Dishes and Hubris in the Kitchen

Last week, thanks to the confluence of The Month of Gubbi and Operation Expat Thanksgiving, I spent about 30 hours right here:

Okay yes, this was partially an excuse to show you the awesome “No Women” sign that my male boss got me when we were working in Saudi Arabia, which hangs - appropriately? ironically? you be the judge! - in our kitchen.

I’m not really allowed to complain about our kitchen, because it’s pretty nice as far as foreign kitchens go. Most importantly, we have a garbage disposal, and having a garbage disposal is EXTREMELY DREAMY AND RARE among flats in Dubai - or anywhere outside the US, in my experience. 
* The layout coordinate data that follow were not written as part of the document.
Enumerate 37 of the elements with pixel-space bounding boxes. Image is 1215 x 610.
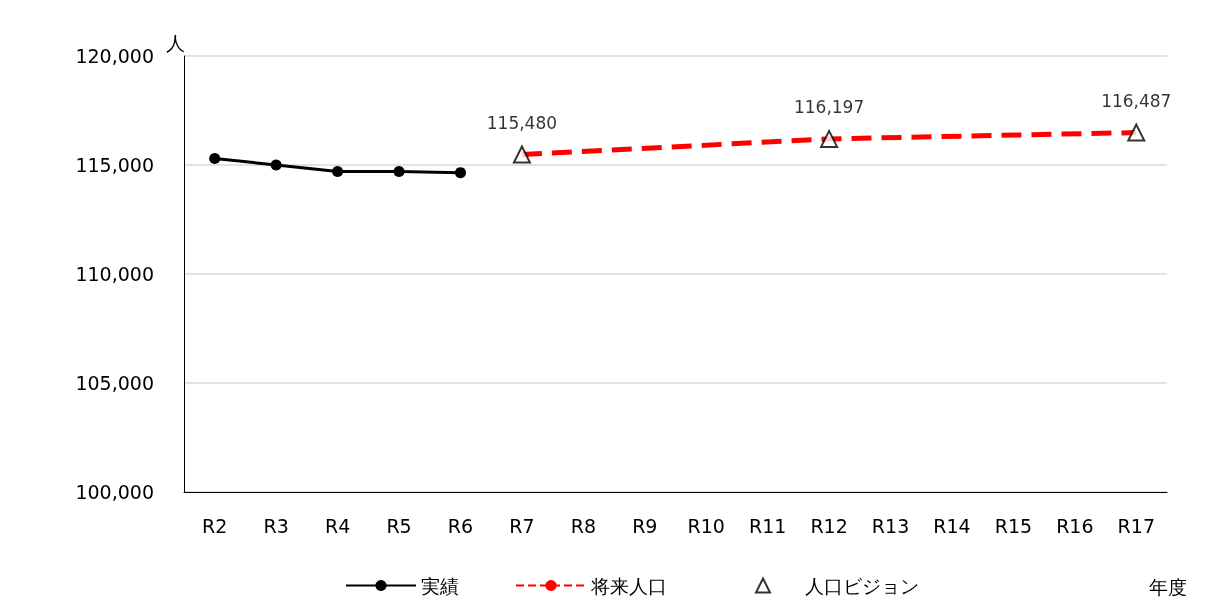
- x-tick-label: R15: [994, 514, 1033, 537]
- legend-label: 実績: [421, 574, 459, 597]
- legend-label: 将来人口: [590, 574, 667, 597]
- y-tick-label: 105,000: [75, 372, 154, 394]
- x-tick-label: R5: [386, 514, 412, 537]
- x-tick-label: R3: [263, 514, 289, 537]
- y-tick-label: 100,000: [75, 481, 154, 503]
- point: [820, 129, 839, 148]
- x-tick-label: R14: [933, 514, 971, 537]
- x-tick-label: R17: [1117, 514, 1155, 537]
- y-tick-label: 115,000: [75, 154, 154, 176]
- y-tick-label: 120,000: [75, 45, 154, 67]
- x-tick-label: R9: [632, 514, 658, 537]
- x-tick-label: R13: [871, 514, 910, 537]
- point: [270, 159, 282, 171]
- x-tick-label: R11: [748, 514, 787, 537]
- point: [454, 167, 466, 179]
- x-tick-label: R16: [1056, 514, 1094, 537]
- data-label: 116,487: [1101, 91, 1172, 112]
- x-tick-label: R6: [447, 514, 474, 537]
- x-tick-label: R10: [687, 514, 725, 537]
- x-tick-label: R7: [509, 514, 535, 537]
- point: [1127, 123, 1146, 142]
- point: [209, 152, 221, 164]
- x-tick-label: R12: [810, 514, 848, 537]
- x-tick-label: R8: [570, 514, 596, 537]
- text: 年度: [1149, 575, 1187, 598]
- x-tick-label: R2: [202, 514, 228, 537]
- y-axis-title: 人: [166, 31, 185, 54]
- point: [332, 166, 344, 178]
- x-tick-label: R4: [324, 514, 351, 537]
- data-label: 116,197: [793, 97, 865, 118]
- data-label: 115,480: [486, 113, 558, 134]
- point: [393, 166, 405, 178]
- legend-label: 人口ビジョン: [805, 574, 919, 597]
- point: [512, 145, 531, 164]
- y-tick-label: 110,000: [75, 263, 154, 285]
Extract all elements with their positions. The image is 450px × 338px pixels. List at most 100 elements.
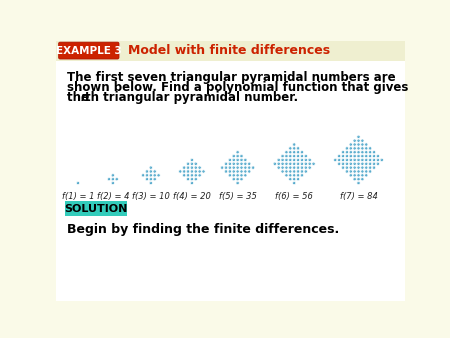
Circle shape [361,151,364,154]
Circle shape [199,171,200,172]
Text: f(4) = 20: f(4) = 20 [173,192,211,201]
Circle shape [232,170,235,173]
Circle shape [183,174,186,177]
Circle shape [190,177,194,181]
Circle shape [194,170,198,173]
Circle shape [308,166,311,169]
Circle shape [285,154,288,158]
Circle shape [150,178,151,179]
Circle shape [190,182,194,185]
Circle shape [289,171,290,172]
Circle shape [361,171,362,172]
Circle shape [282,159,283,160]
Circle shape [365,167,366,168]
Circle shape [297,151,300,154]
Circle shape [237,178,238,179]
Circle shape [286,171,287,172]
Circle shape [357,154,360,158]
Circle shape [236,182,239,185]
Circle shape [293,159,294,160]
Circle shape [297,174,300,177]
Circle shape [301,174,302,175]
Circle shape [190,174,194,177]
Text: shown below. Find a polynomial function that gives: shown below. Find a polynomial function … [67,81,409,94]
Circle shape [154,174,155,175]
Circle shape [346,171,347,172]
Circle shape [293,163,294,164]
Circle shape [308,162,311,165]
Circle shape [372,162,376,165]
Circle shape [361,147,364,150]
Circle shape [237,174,238,175]
Circle shape [241,167,242,168]
Circle shape [345,147,348,150]
Circle shape [220,166,224,169]
Circle shape [364,162,368,165]
Text: Begin by finding the finite differences.: Begin by finding the finite differences. [67,223,339,236]
Circle shape [183,174,184,175]
Circle shape [354,155,355,156]
Circle shape [288,162,292,165]
Text: EXAMPLE 3: EXAMPLE 3 [56,46,122,55]
Circle shape [237,163,238,164]
Circle shape [361,162,364,165]
Circle shape [285,170,288,173]
Circle shape [115,177,118,181]
Circle shape [153,174,156,177]
Circle shape [116,178,117,179]
Circle shape [338,159,339,160]
Circle shape [282,155,283,156]
Circle shape [349,151,352,154]
Circle shape [293,155,294,156]
Circle shape [354,140,355,141]
Circle shape [358,136,359,137]
Circle shape [288,158,292,162]
Circle shape [372,151,376,154]
Circle shape [237,159,238,160]
Circle shape [233,171,234,172]
Circle shape [191,178,192,179]
Circle shape [237,182,238,183]
Circle shape [286,159,287,160]
Circle shape [338,158,341,162]
Circle shape [358,174,359,175]
Circle shape [369,155,370,156]
Circle shape [365,155,366,156]
Circle shape [301,155,302,156]
Circle shape [369,167,370,168]
Circle shape [232,158,235,162]
Circle shape [153,170,156,173]
Circle shape [342,162,345,165]
Circle shape [292,162,296,165]
Circle shape [292,147,296,150]
Circle shape [349,158,352,162]
Circle shape [380,158,383,162]
Circle shape [288,151,292,154]
Circle shape [112,178,113,179]
Circle shape [221,167,222,168]
Circle shape [149,174,153,177]
Circle shape [369,171,370,172]
Circle shape [293,167,294,168]
Circle shape [349,147,352,150]
Circle shape [297,167,298,168]
Circle shape [248,166,251,169]
Circle shape [233,163,234,164]
Circle shape [297,147,300,150]
Circle shape [186,166,189,169]
Circle shape [350,147,351,148]
Circle shape [342,166,345,169]
Circle shape [293,182,294,183]
Circle shape [376,162,379,165]
Circle shape [244,162,247,165]
Circle shape [361,154,364,158]
Circle shape [277,166,280,169]
Circle shape [338,155,339,156]
Circle shape [361,178,362,179]
Circle shape [300,158,304,162]
Circle shape [281,154,284,158]
Circle shape [364,174,368,177]
Text: SOLUTION: SOLUTION [64,204,127,214]
Circle shape [225,170,228,173]
Circle shape [112,182,113,183]
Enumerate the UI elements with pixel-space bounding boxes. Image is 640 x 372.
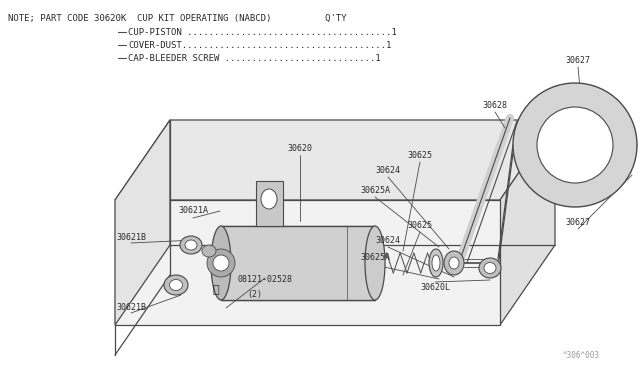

[Sidenote: so rare are garbage disposals outside the US that Alex, who grew up overseas, lives in a perpetual state of bemused fascination regarding this, his first garbage disposal ever. Every time I put something down it - even something mundane like an orange peel - he’ll be like “REALLY? You can put THAT down the disposal? Are you SURE?!” One time, he accidentally dropped a metal screw down the drain and was like, “WELL THAT’S IT, WE CAN NEVER USE THE SINK AGAIN, THIS TRANSGRESSION WILL UPSET LORD GARBAGE DISPOSAL” and then was really amazed when I matter-of-factly reached my fingers in and grabbed the screw out as though the disposal was not, in fact, a mercurial and ill-tempered god.]

The trade-off for having a garbage disposal is that we don’t have a dishwasher (I don’t know why this is a trade-off, but according to Dubai “logic” it’s a zero-sum game), meaning that five days after Thanksgiving, my counter tops still look like this:

Okay, fine, I’ve been a little lazy.

Anyhow! The point of all this is to say that I learned an important lesson about hubris last week in the final hours of preparing our Thanksgiving feast.

Flush with the success of my homemade giblet pan gravy for a crowd (seriously! I used the icky heart bits and everything!), and imbued with supreme confidence as Master of the Garbage Disposal, I threw the turkey neck down the disposal in my haste to get out the door to dinner while the gravy was hot.

The turkey neck. With all the, I don’t know, vertebrae bones. And cartilage. And flesh. And other… gross, tough, non-grindable turkey things.

Fast forward to 24 hours later, when I finally stumbled back into the kitchen after our late, celebratory night and discovered that not only had I completely blocked up both our sink drains and the disposal, but I had so royally effed the entire kitchen plumbing system that we had turkey juices gushing up through a grate in the floor every time we turned on the sink.

(No, I don’t know how that’s possible either… magic, probably. Dark magic.)

And so as I washed the first round of Thanksgiving dishes in my bathtub, I was reminded that in the kitchen, as anywhere else, pride goeth before a fall groundswell of day-old turkey juices.

  1. truel said: I want to like this, but it’s so sad! To have your giblet gravy making rewarded with giblet gross floor…ugh!
  2. cupofchi said: Yeah, we have none of these fancy things in Scotland. But, less things for me to break?